The Theotokos (Mother of God) appears to St. Romanos and gives him the gifts of “understanding, composition, and hymnography”.

 If I have not ignored music of the Eastern Church than it has certainly  been less explored than that of other cultures.  There is so much out there to discover:  Russian, Slavonic, Serbian and Greek service music; chants of various orders; and historically the music of the Byzantine church.

This anonymous Russian Orthodox chant for Advent is performed by the St. Petersburg Chamber Choir conducted by Nicolai Korniev.  The text echos the passage in the Gospel of Mathew concerning the Wise and the Foolish virgins.  I wrote about an America part song telling of the parable last year.

Behold, the Bridegroom comes in the middle of the night,
and blessed is the servant He shall find vigilant;
but unworthy is he whom he shall find neglectful.
Beware therefore, O my soul, lest you be weighed down by sleep, lest you be given over to death and be closed out from the kingdom;
but rise up crying out: “Holy! Holy! Holy are You our God;
through the intercessions of the Theotokos, have mercy on us.

As as side note though I knew that the list of Patronal Saints varied from Church to Church I have remained largely ignorant of those outside my own faith.  I find the story of Saint Romanos, the Eastern Orthodox Patron Saint of Music, a touching one – mocked for his lack of talent, through a miracle his gift for melody and music is unlocked and he shares his gift to bring joy into the world.

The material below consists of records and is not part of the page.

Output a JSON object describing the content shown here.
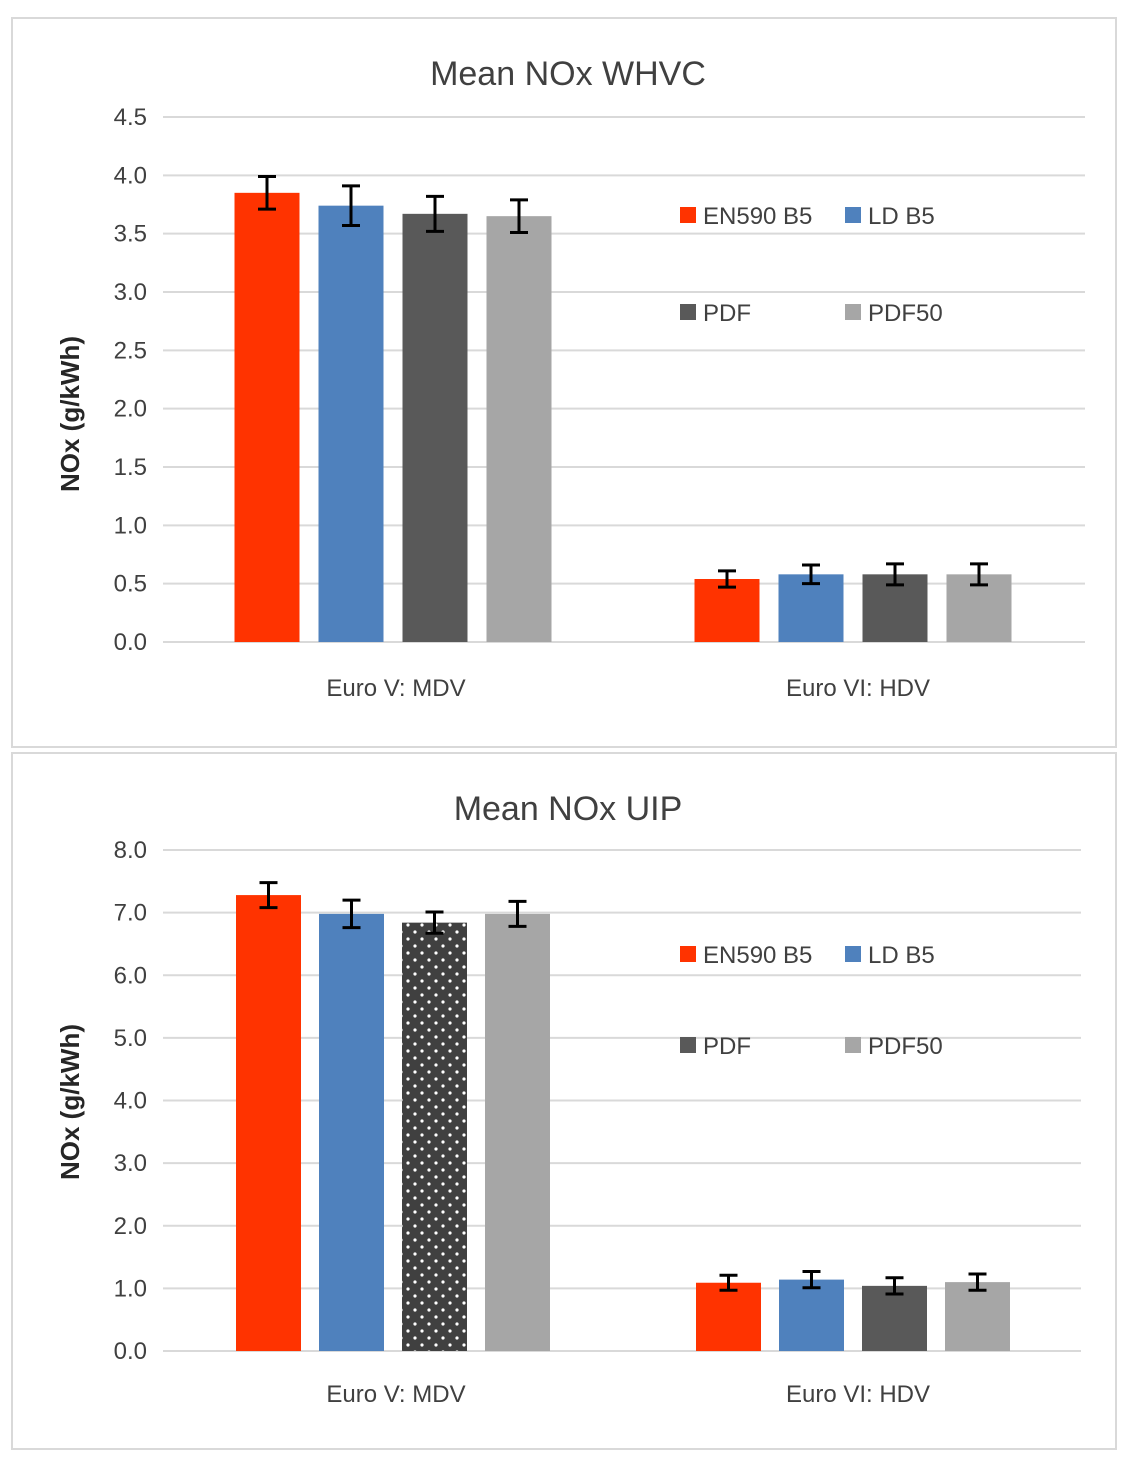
{
  "chart_data": [
    {
      "type": "bar",
      "title": "Mean NOx WHVC",
      "ylabel": "NOx (g/kWh)",
      "xlabel": "",
      "ylim": [
        0,
        4.5
      ],
      "yticks": [
        "0.0",
        "0.5",
        "1.0",
        "1.5",
        "2.0",
        "2.5",
        "3.0",
        "3.5",
        "4.0",
        "4.5"
      ],
      "categories": [
        "Euro V: MDV",
        "Euro VI: HDV"
      ],
      "series": [
        {
          "name": "EN590 B5",
          "color": "#ff3300",
          "values": [
            3.85,
            0.54
          ],
          "errors": [
            0.14,
            0.07
          ]
        },
        {
          "name": "LD B5",
          "color": "#4f81bd",
          "values": [
            3.74,
            0.58
          ],
          "errors": [
            0.17,
            0.08
          ]
        },
        {
          "name": "PDF",
          "color": "#595959",
          "values": [
            3.67,
            0.58
          ],
          "errors": [
            0.15,
            0.09
          ]
        },
        {
          "name": "PDF50",
          "color": "#a6a6a6",
          "values": [
            3.65,
            0.58
          ],
          "errors": [
            0.14,
            0.09
          ]
        }
      ],
      "grid": true,
      "legend": "right"
    },
    {
      "type": "bar",
      "title": "Mean NOx UIP",
      "ylabel": "NOx (g/kWh)",
      "xlabel": "",
      "ylim": [
        0,
        8
      ],
      "yticks": [
        "0.0",
        "1.0",
        "2.0",
        "3.0",
        "4.0",
        "5.0",
        "6.0",
        "7.0",
        "8.0"
      ],
      "categories": [
        "Euro V: MDV",
        "Euro VI: HDV"
      ],
      "series": [
        {
          "name": "EN590 B5",
          "color": "#ff3300",
          "values": [
            7.28,
            1.09
          ],
          "errors": [
            0.2,
            0.12
          ]
        },
        {
          "name": "LD B5",
          "color": "#4f81bd",
          "values": [
            6.98,
            1.14
          ],
          "errors": [
            0.22,
            0.13
          ]
        },
        {
          "name": "PDF",
          "color": "#595959",
          "values": [
            6.84,
            1.04
          ],
          "errors": [
            0.17,
            0.13
          ],
          "pattern_first_category": "dotted"
        },
        {
          "name": "PDF50",
          "color": "#a6a6a6",
          "values": [
            6.98,
            1.1
          ],
          "errors": [
            0.2,
            0.13
          ]
        }
      ],
      "grid": true,
      "legend": "right"
    }
  ]
}
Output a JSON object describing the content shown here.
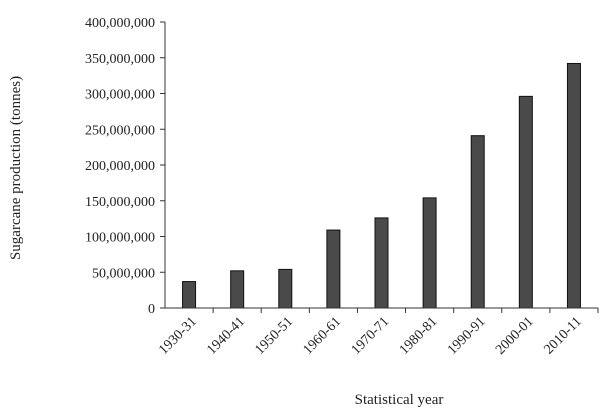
{
  "chart_data": {
    "type": "bar",
    "title": "",
    "xlabel": "Statistical year",
    "ylabel": "Sugarcane production  (tonnes)",
    "categories": [
      "1930-31",
      "1940-41",
      "1950-51",
      "1960-61",
      "1970-71",
      "1980-81",
      "1990-91",
      "2000-01",
      "2010-11"
    ],
    "values": [
      37000000,
      52000000,
      54000000,
      109000000,
      126000000,
      154000000,
      241000000,
      296000000,
      342000000
    ],
    "ylim": [
      0,
      400000000
    ],
    "yticks": [
      0,
      50000000,
      100000000,
      150000000,
      200000000,
      250000000,
      300000000,
      350000000,
      400000000
    ],
    "ytick_labels": [
      "0",
      "50,000,000",
      "100,000,000",
      "150,000,000",
      "200,000,000",
      "250,000,000",
      "300,000,000",
      "350,000,000",
      "400,000,000"
    ],
    "grid": false,
    "legend": "none",
    "colors": {
      "bar_fill": "#4a4a4a",
      "bar_stroke": "#111111",
      "axis": "#333333"
    }
  }
}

On this day in 1707: Last recorded eruption of Mount Fuji in Japan.

Author: Willym

A senior with the heart of a young'un

4 thoughts on “Mercoledi Musicale”

  1. We had an inspirational choir master in the church where I was a chorister for so many years – he made amazing arrangements among which the favourites remain an a cappella version of the Czech ‘Pujdem spolu do Betlema’, with its imitation of visitors to the stable playing various instruments, and the Argentinian ‘A la huella, a la huella’ (if I remember the title correctly). Certainly broadened our horizons in addition to the Polish and French carols in Willcocks’s ‘Carols for Choirs’.

    Scandinavian numbers can be beautiful, too. And I can’t believe I’ve lived so long before hearing a Swedish Santa Lucia concert – which I did last week in Orebro. Moving to tears.